La propriété d’usage, c’est la possibilité pour les salariés librement associés de cogérer l’entreprise en disposant de la création de valeur. Des milliers de salariés dans les coopératives de production font déjà l’expérience d’une activité sans actionnaire. Un salarié = une voix. Par conséquent, une autre organisation du travail doit voir le jour. Un partage équitable du travail permettra de dégager du temps pour que chacun puisse prendre part aux décisions de l’entreprise. Chaque salarié aura en tant que propriétaire d’usage, une voix au conseil d’administration mais pourra élire ses responsables hiérarchiques et son patron. L’entreprise devient un siège majeur de l’exercice des droits : en premier lieu du droit économique, mais aussi du droit à la culture et au débat politique.
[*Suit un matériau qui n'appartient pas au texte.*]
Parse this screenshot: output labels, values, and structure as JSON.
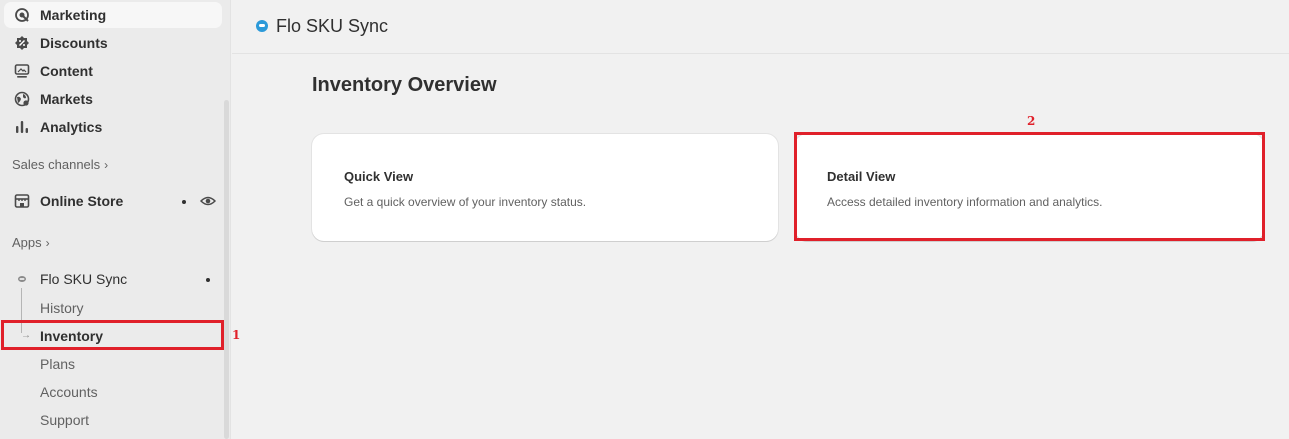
{
  "sidebar": {
    "items": [
      {
        "label": "Marketing",
        "icon": "target-icon"
      },
      {
        "label": "Discounts",
        "icon": "discount-icon"
      },
      {
        "label": "Content",
        "icon": "content-icon"
      },
      {
        "label": "Markets",
        "icon": "globe-icon"
      },
      {
        "label": "Analytics",
        "icon": "bar-chart-icon"
      }
    ],
    "sales_channels_label": "Sales channels",
    "online_store_label": "Online Store",
    "apps_label": "Apps",
    "app_name": "Flo SKU Sync",
    "app_subitems": [
      "History",
      "Inventory",
      "Plans",
      "Accounts",
      "Support"
    ]
  },
  "topbar": {
    "title": "Flo SKU Sync"
  },
  "main": {
    "page_title": "Inventory Overview",
    "cards": [
      {
        "title": "Quick View",
        "description": "Get a quick overview of your inventory status."
      },
      {
        "title": "Detail View",
        "description": "Access detailed inventory information and analytics."
      }
    ]
  },
  "annotations": [
    "1",
    "2"
  ],
  "colors": {
    "annotation": "#e0202a",
    "accent": "#2c9ad9"
  }
}
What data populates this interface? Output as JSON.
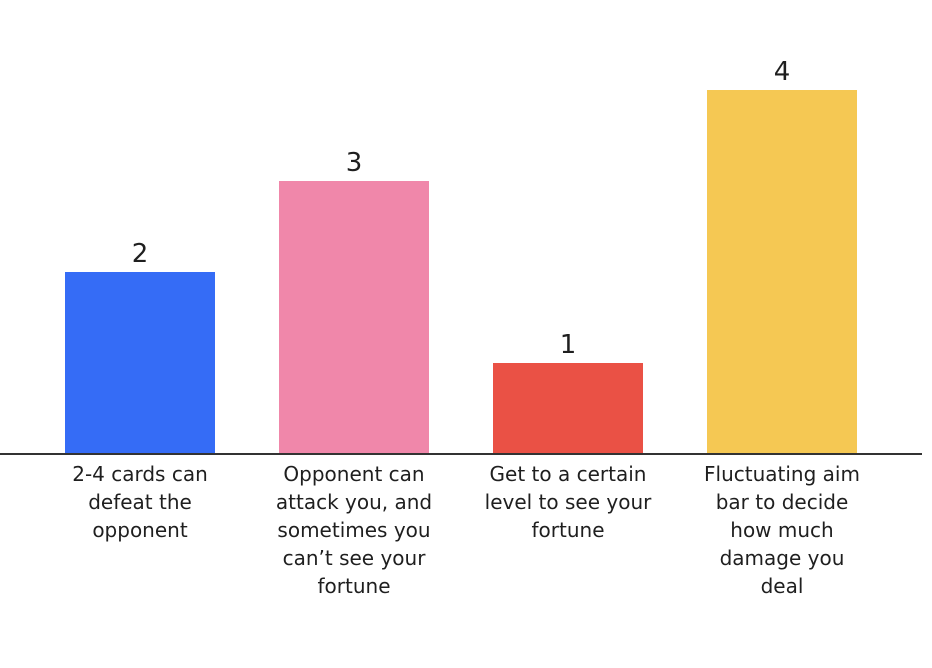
{
  "chart_data": {
    "type": "bar",
    "categories": [
      "2-4 cards can defeat the opponent",
      "Opponent can attack you, and sometimes you can’t see your fortune",
      "Get to a certain level to see your fortune",
      "Fluctuating aim bar to decide how much damage you deal"
    ],
    "values": [
      2,
      3,
      1,
      4
    ],
    "colors": [
      "#356cf6",
      "#f087aa",
      "#ea5145",
      "#f5c853"
    ],
    "ylim": [
      0,
      4
    ],
    "grid": false,
    "legend": "none",
    "title": "",
    "xlabel": "",
    "ylabel": ""
  }
}
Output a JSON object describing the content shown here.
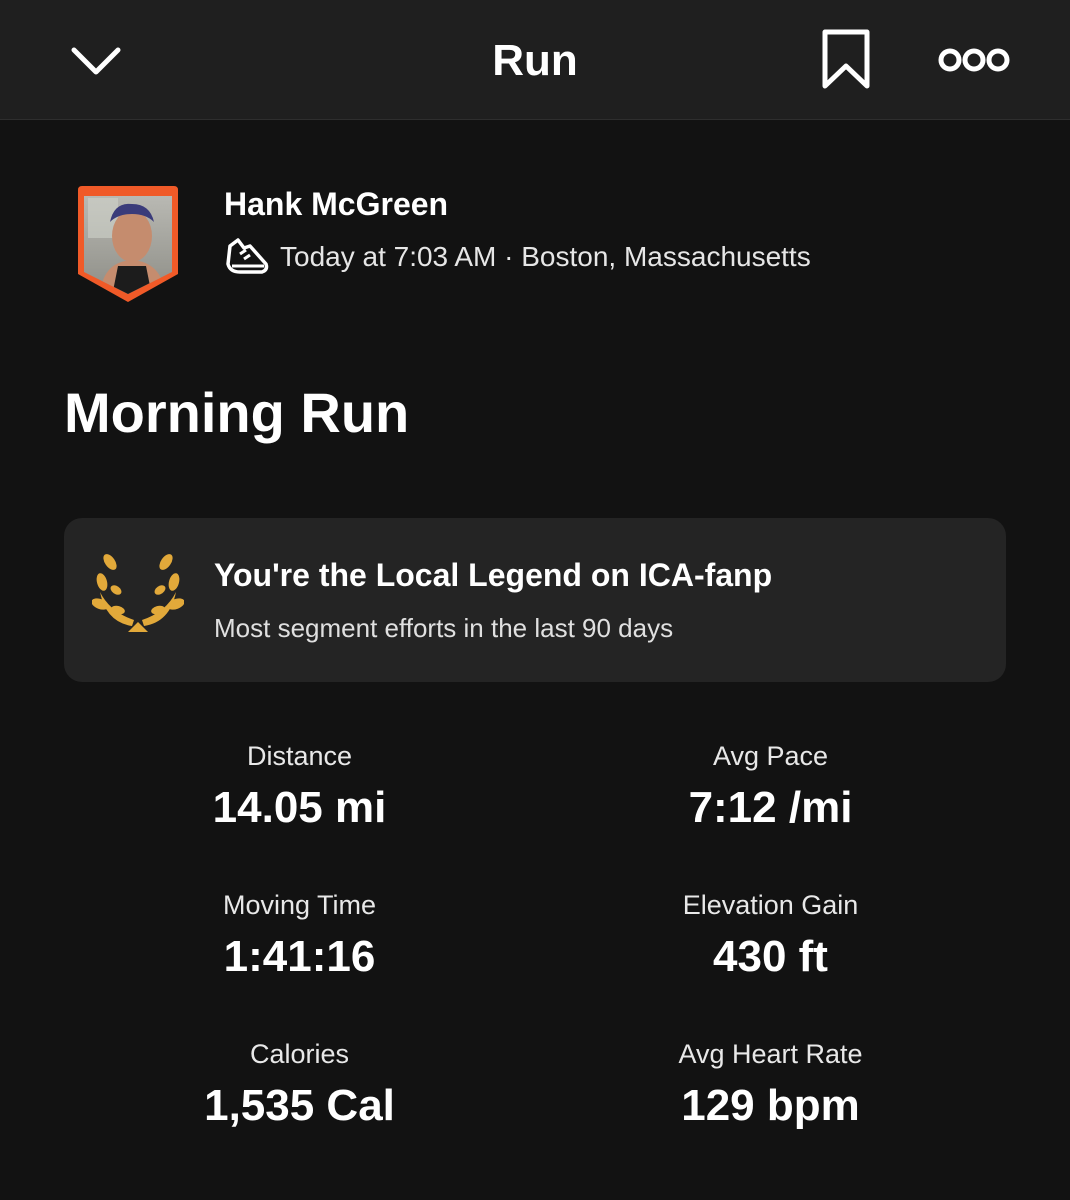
{
  "header": {
    "title": "Run",
    "back_icon": "chevron-down-icon",
    "bookmark_icon": "bookmark-icon",
    "more_icon": "more-options-icon"
  },
  "athlete": {
    "name": "Hank McGreen",
    "activity_icon": "run-shoe-icon",
    "meta": "Today at 7:03 AM · Boston, Massachusetts",
    "avatar_border_color": "#f05a28"
  },
  "activity": {
    "title": "Morning Run"
  },
  "local_legend": {
    "icon": "laurel-icon",
    "icon_color": "#e2a93a",
    "heading": "You're the Local Legend on ICA-fanp",
    "subtext": "Most segment efforts in the last 90 days"
  },
  "stats": [
    {
      "label": "Distance",
      "value": "14.05 mi"
    },
    {
      "label": "Avg Pace",
      "value": "7:12 /mi"
    },
    {
      "label": "Moving Time",
      "value": "1:41:16"
    },
    {
      "label": "Elevation Gain",
      "value": "430 ft"
    },
    {
      "label": "Calories",
      "value": "1,535 Cal"
    },
    {
      "label": "Avg Heart Rate",
      "value": "129 bpm"
    }
  ]
}
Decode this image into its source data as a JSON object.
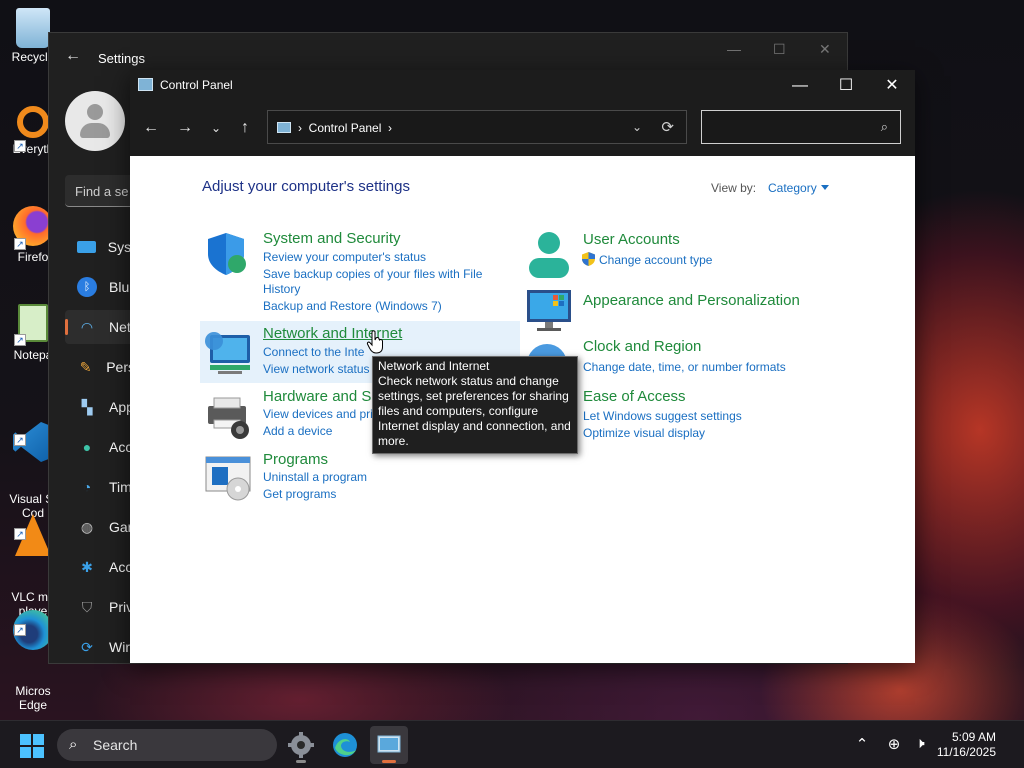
{
  "desktop": {
    "icons": [
      {
        "label": "Recycle",
        "icon": "recycle-bin-icon"
      },
      {
        "label": "Everyth",
        "icon": "everything-search-icon"
      },
      {
        "label": "Firefo",
        "icon": "firefox-icon"
      },
      {
        "label": "Notepa",
        "icon": "notepad-icon"
      },
      {
        "label": "Visual St\nCod",
        "icon": "vscode-icon"
      },
      {
        "label": "VLC me\nplaye",
        "icon": "vlc-icon"
      },
      {
        "label": "Micros\nEdge",
        "icon": "edge-icon"
      }
    ]
  },
  "settings_window": {
    "title": "Settings",
    "search_placeholder": "Find a se",
    "items": [
      {
        "label": "Syst",
        "icon": "system-icon"
      },
      {
        "label": "Blu",
        "icon": "bluetooth-icon"
      },
      {
        "label": "Net",
        "icon": "wifi-icon",
        "selected": true
      },
      {
        "label": "Pers",
        "icon": "brush-icon"
      },
      {
        "label": "App",
        "icon": "apps-icon"
      },
      {
        "label": "Acc",
        "icon": "accounts-icon"
      },
      {
        "label": "Tim",
        "icon": "time-language-icon"
      },
      {
        "label": "Gar",
        "icon": "gaming-icon"
      },
      {
        "label": "Acc",
        "icon": "accessibility-icon"
      },
      {
        "label": "Priv",
        "icon": "privacy-shield-icon"
      },
      {
        "label": "Wir",
        "icon": "windows-update-icon"
      }
    ]
  },
  "control_panel": {
    "title": "Control Panel",
    "address": {
      "crumb": "Control Panel"
    },
    "search_value": "",
    "heading": "Adjust your computer's settings",
    "view_by_label": "View by:",
    "view_by_value": "Category",
    "categories": {
      "system_security": {
        "title": "System and Security",
        "links": [
          "Review your computer's status",
          "Save backup copies of your files with File",
          "History",
          "Backup and Restore (Windows 7)"
        ]
      },
      "network": {
        "title": "Network and Internet",
        "links": [
          "Connect to the Inte",
          "View network status"
        ]
      },
      "hardware": {
        "title": "Hardware and S",
        "links": [
          "View devices and pri",
          "Add a device"
        ]
      },
      "programs": {
        "title": "Programs",
        "links": [
          "Uninstall a program",
          "Get programs"
        ]
      },
      "user_accounts": {
        "title": "User Accounts",
        "links": [
          "Change account type"
        ]
      },
      "appearance": {
        "title": "Appearance and Personalization",
        "links": []
      },
      "clock_region": {
        "title": "Clock and Region",
        "links": [
          "Change date, time, or number formats"
        ]
      },
      "ease_access": {
        "title": "Ease of Access",
        "links": [
          "Let Windows suggest settings",
          "Optimize visual display"
        ]
      }
    },
    "tooltip": {
      "title": "Network and Internet",
      "body": "Check network status and change settings, set preferences for sharing files and computers, configure Internet display and connection, and more."
    }
  },
  "taskbar": {
    "search_label": "Search",
    "apps": [
      "settings-gear-icon",
      "edge-icon",
      "control-panel-icon"
    ],
    "time": "5:09 AM",
    "date": "11/16/2025"
  },
  "colors": {
    "category_green": "#1f8a3b",
    "link_blue": "#1a6fc2",
    "heading_navy": "#1e3287",
    "accent_orange": "#e0703e"
  }
}
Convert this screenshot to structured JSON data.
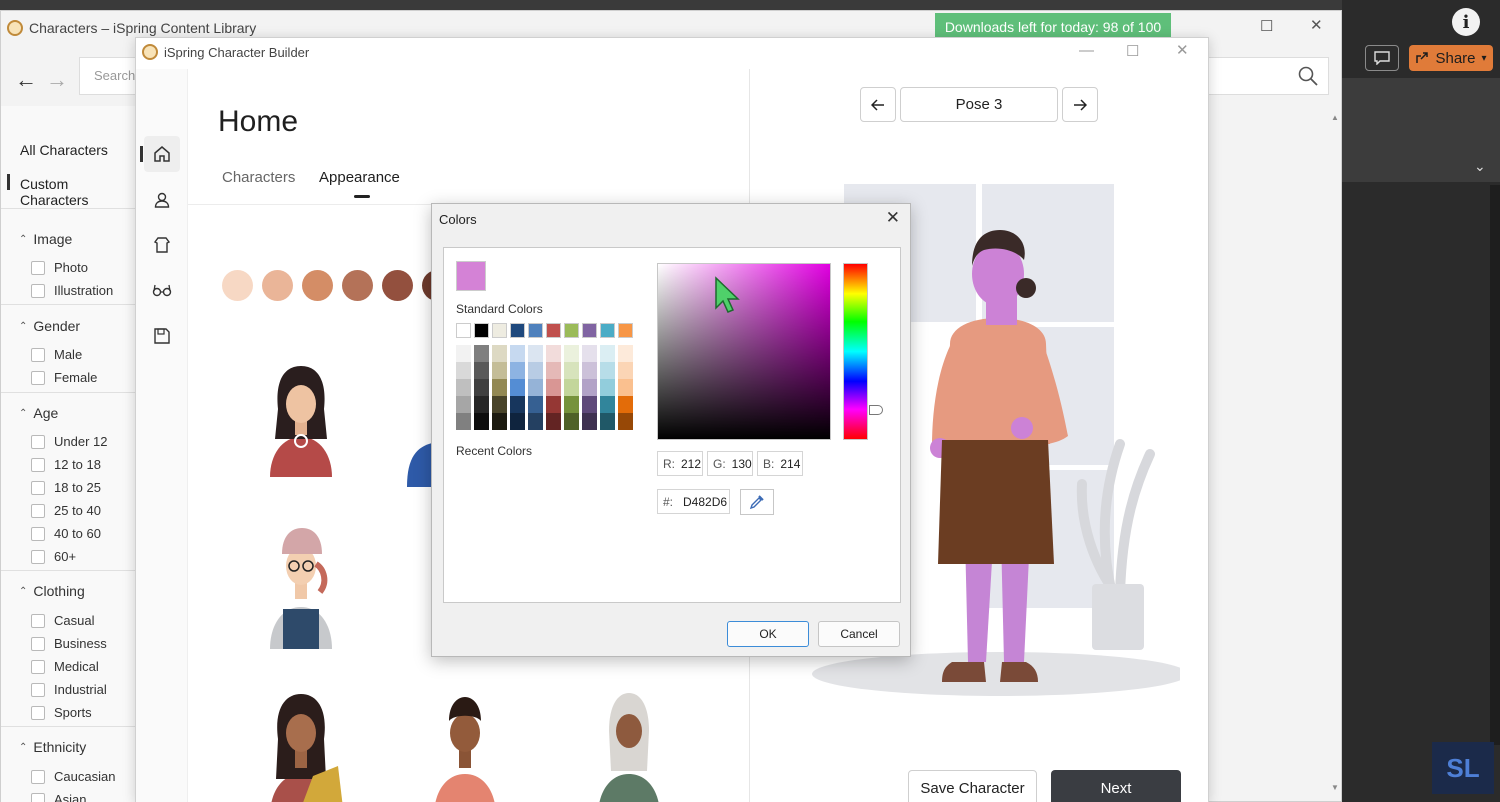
{
  "library": {
    "title": "Characters – iSpring Content Library",
    "downloads_banner": "Downloads left for today: 98 of 100",
    "search_placeholder": "Search",
    "nav": {
      "all": "All Characters",
      "custom": "Custom Characters"
    },
    "filters": [
      {
        "title": "Image",
        "options": [
          "Photo",
          "Illustration"
        ]
      },
      {
        "title": "Gender",
        "options": [
          "Male",
          "Female"
        ]
      },
      {
        "title": "Age",
        "options": [
          "Under 12",
          "12 to 18",
          "18 to 25",
          "25 to 40",
          "40 to 60",
          "60+"
        ]
      },
      {
        "title": "Clothing",
        "options": [
          "Casual",
          "Business",
          "Medical",
          "Industrial",
          "Sports"
        ]
      },
      {
        "title": "Ethnicity",
        "options": [
          "Caucasian",
          "Asian"
        ]
      }
    ]
  },
  "powerpoint": {
    "share_label": "Share",
    "info_glyph": "i",
    "logo_text": "SL"
  },
  "builder": {
    "title": "iSpring Character Builder",
    "heading": "Home",
    "tabs": [
      "Characters",
      "Appearance"
    ],
    "active_tab": "Appearance",
    "skin_tones": [
      "#f7d8c4",
      "#eab598",
      "#d48d66",
      "#b47258",
      "#93503e",
      "#6d3a2c"
    ],
    "pose_label": "Pose 3",
    "save_label": "Save Character",
    "next_label": "Next",
    "character_colors": {
      "skin": "#cc82d6",
      "hair": "#3a2a28",
      "blouse": "#e69a80",
      "skirt": "#6b3d22",
      "pants": "#c585d5",
      "shoes": "#7a4a38"
    }
  },
  "colors_dialog": {
    "title": "Colors",
    "current_color": "#d482d6",
    "standard_label": "Standard Colors",
    "recent_label": "Recent Colors",
    "standard_colors": [
      "#ffffff",
      "#000000",
      "#eeece1",
      "#1f497d",
      "#4f81bd",
      "#c0504d",
      "#9bbb59",
      "#8064a2",
      "#4bacc6",
      "#f79646"
    ],
    "shade_columns": [
      [
        "#f2f2f2",
        "#d9d9d9",
        "#bfbfbf",
        "#a6a6a6",
        "#808080"
      ],
      [
        "#7f7f7f",
        "#595959",
        "#404040",
        "#262626",
        "#0d0d0d"
      ],
      [
        "#ddd9c3",
        "#c4bd97",
        "#938953",
        "#494429",
        "#1d1b10"
      ],
      [
        "#c6d9f0",
        "#8db3e2",
        "#548dd4",
        "#17365d",
        "#0f243e"
      ],
      [
        "#dbe5f1",
        "#b8cce4",
        "#95b3d7",
        "#366092",
        "#244061"
      ],
      [
        "#f2dcdb",
        "#e5b9b7",
        "#d99694",
        "#953734",
        "#632423"
      ],
      [
        "#ebf1dd",
        "#d7e3bc",
        "#c3d69b",
        "#76923c",
        "#4f6128"
      ],
      [
        "#e5e0ec",
        "#ccc1d9",
        "#b2a2c7",
        "#5f497a",
        "#3f3151"
      ],
      [
        "#dbeef3",
        "#b7dde8",
        "#92cddc",
        "#31859b",
        "#205867"
      ],
      [
        "#fdeada",
        "#fbd5b5",
        "#fac08f",
        "#e36c09",
        "#974806"
      ]
    ],
    "r_label": "R:",
    "r": "212",
    "g_label": "G:",
    "g": "130",
    "b_label": "B:",
    "b": "214",
    "hex_label": "#:",
    "hex": "D482D6",
    "ok_label": "OK",
    "cancel_label": "Cancel"
  }
}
A l’échelle de la société, nous passons ainsi d’une démocratie représentative (parlementarisme) à une démocratie directe, une économie pilotée démocratiquement pas la base, une République sociale des producteurs. La mise en réseau de la société et les principes collaboratifs liés à l’émergence des nouveaux communs autorisent parfaitement à imaginer un tissu économique développant une capacité d’interactions toujours grandissante. Les Grecs se réunissaient dans l’Agora pour délibérer. Les salariés se réuniront dans l’entreprise. Et qu’est-ce qu’Internet sinon une Agora planétaire ? Les potentialités du web, une fois émancipé de ses grandes firmes capitalistes, ouvre des perspectives infinies pour diriger le tissu économique sur le mode collaboratif à l’échelle de vastes territoires.